On how he came to choose #42…

“The #8 was an all-time favorite for me, playing on the national team with #8,” Bertans said. “You would think that Kobe was the reason. First, my dad was playing with #8 for most of his career. Whenever I saw him play, it was with #8. My brother started with #8 and later on, he changed to #9. But it was like a family thing. I fell in love with that number, I was always trying to get #8 wherever I went. I went to Slovenia – #8 was taken so I chose #24…Then when I moved to Serbia, I got #44 just to change up things a little bit. When I went San Antonio, #44 was retired there. (I chose #42 because) I was drafted 42nd. That was the next number that made sense.”

Bertans’ love for the #8 could only be outdone this season by Rui Hachimura, whose tie to the number is rooted in his name. In Japanese, the #8 literally translates to “Hachi.”

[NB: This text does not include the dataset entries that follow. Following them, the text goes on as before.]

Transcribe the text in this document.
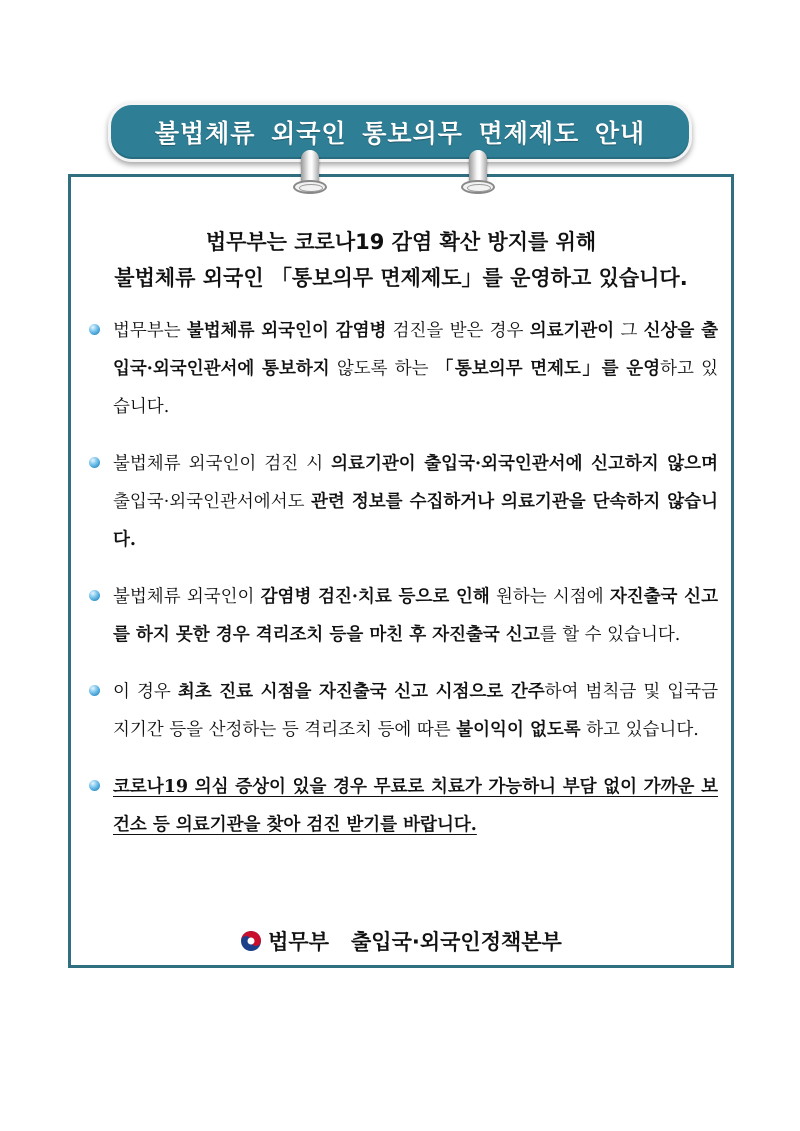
불법체류 외국인 통보의무 면제제도 안내
법무부는 코로나19 감염 확산 방지를 위해
불법체류 외국인 「통보의무 면제제도」를 운영하고 있습니다.
법무부는 불법체류 외국인이 감염병 검진을 받은 경우 의료기관이 그 신상을 출입국·외국인관서에 통보하지 않도록 하는 「통보의무 면제도」를 운영하고 있습니다.
불법체류 외국인이 검진 시 의료기관이 출입국·외국인관서에 신고하지 않으며 출입국·외국인관서에서도 관련 정보를 수집하거나 의료기관을 단속하지 않습니다.
불법체류 외국인이 감염병 검진·치료 등으로 인해 원하는 시점에 자진출국 신고를 하지 못한 경우 격리조치 등을 마친 후 자진출국 신고를 할 수 있습니다.
이 경우 최초 진료 시점을 자진출국 신고 시점으로 간주하여 범칙금 및 입국금지기간 등을 산정하는 등 격리조치 등에 따른 불이익이 없도록 하고 있습니다.
코로나19 의심 증상이 있을 경우 무료로 치료가 가능하니 부담 없이 가까운 보건소 등 의료기관을 찾아 검진 받기를 바랍니다.
법무부 출입국·외국인정책본부
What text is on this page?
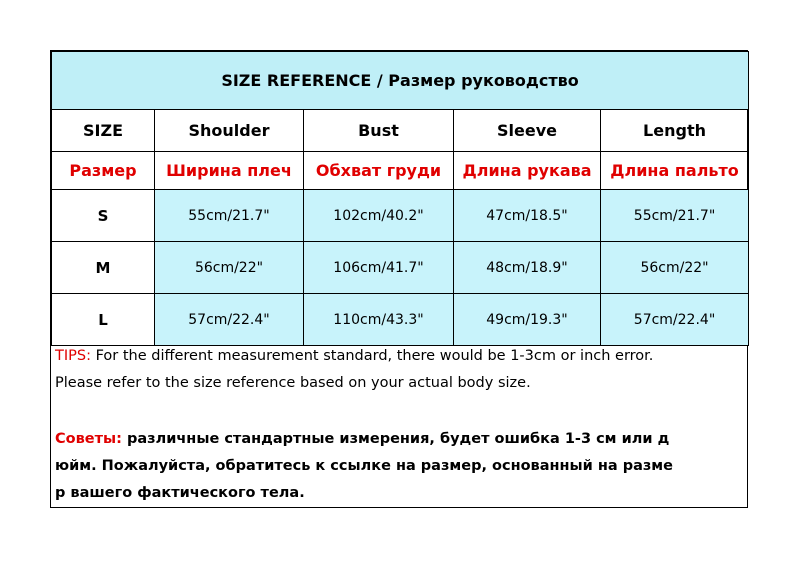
SIZE REFERENCE / Размер руководство				
SIZE	Shoulder	Bust	Sleeve	Length
Размер	Ширина плеч	Обхват груди	Длина рукава	Длина пальто
S	55cm/21.7"	102cm/40.2"	47cm/18.5"	55cm/21.7"
M	56cm/22"	106cm/41.7"	48cm/18.9"	56cm/22"
L	57cm/22.4"	110cm/43.3"	49cm/19.3"	57cm/22.4"
TIPS: For the different measurement standard, there would be 1-3cm or inch error.
Please refer to the size reference based on your actual body size.
Советы: различные стандартные измерения, будет ошибка 1-3 см или д
юйм. Пожалуйста, обратитесь к ссылке на размер, основанный на разме
р вашего фактического тела.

“That might be only reason I didn’t pull the vet card and say, ‘you have to change the number,’” Bertans joked. “It probably means a lot more to him than to me.”

On doing his part in the #BrooksLooksChallenge…

Earlier this week, the Wizards and head coach Scott Brooks announced the start of the #BrooksLooksChallenge, presented by Fresh Vine Wine, to raise money for the MSE Foundation’s “Feeding the Frontlines” fund. If donations reach $25,000, Brooks will allow his daughter, Lexi, to cut his hair.

Bertans said that as soon as he saw the video, he donated to the cause, texted Brooks and told him “to get ready to get that cut.”

“I would probably go with something funnier,” Bertans said. “He would actually have to shave a little bit too. You know the old man look where you have a little bit of hair left on the side and then the top is completely shaved? That would look great. That would be worth $25,000.”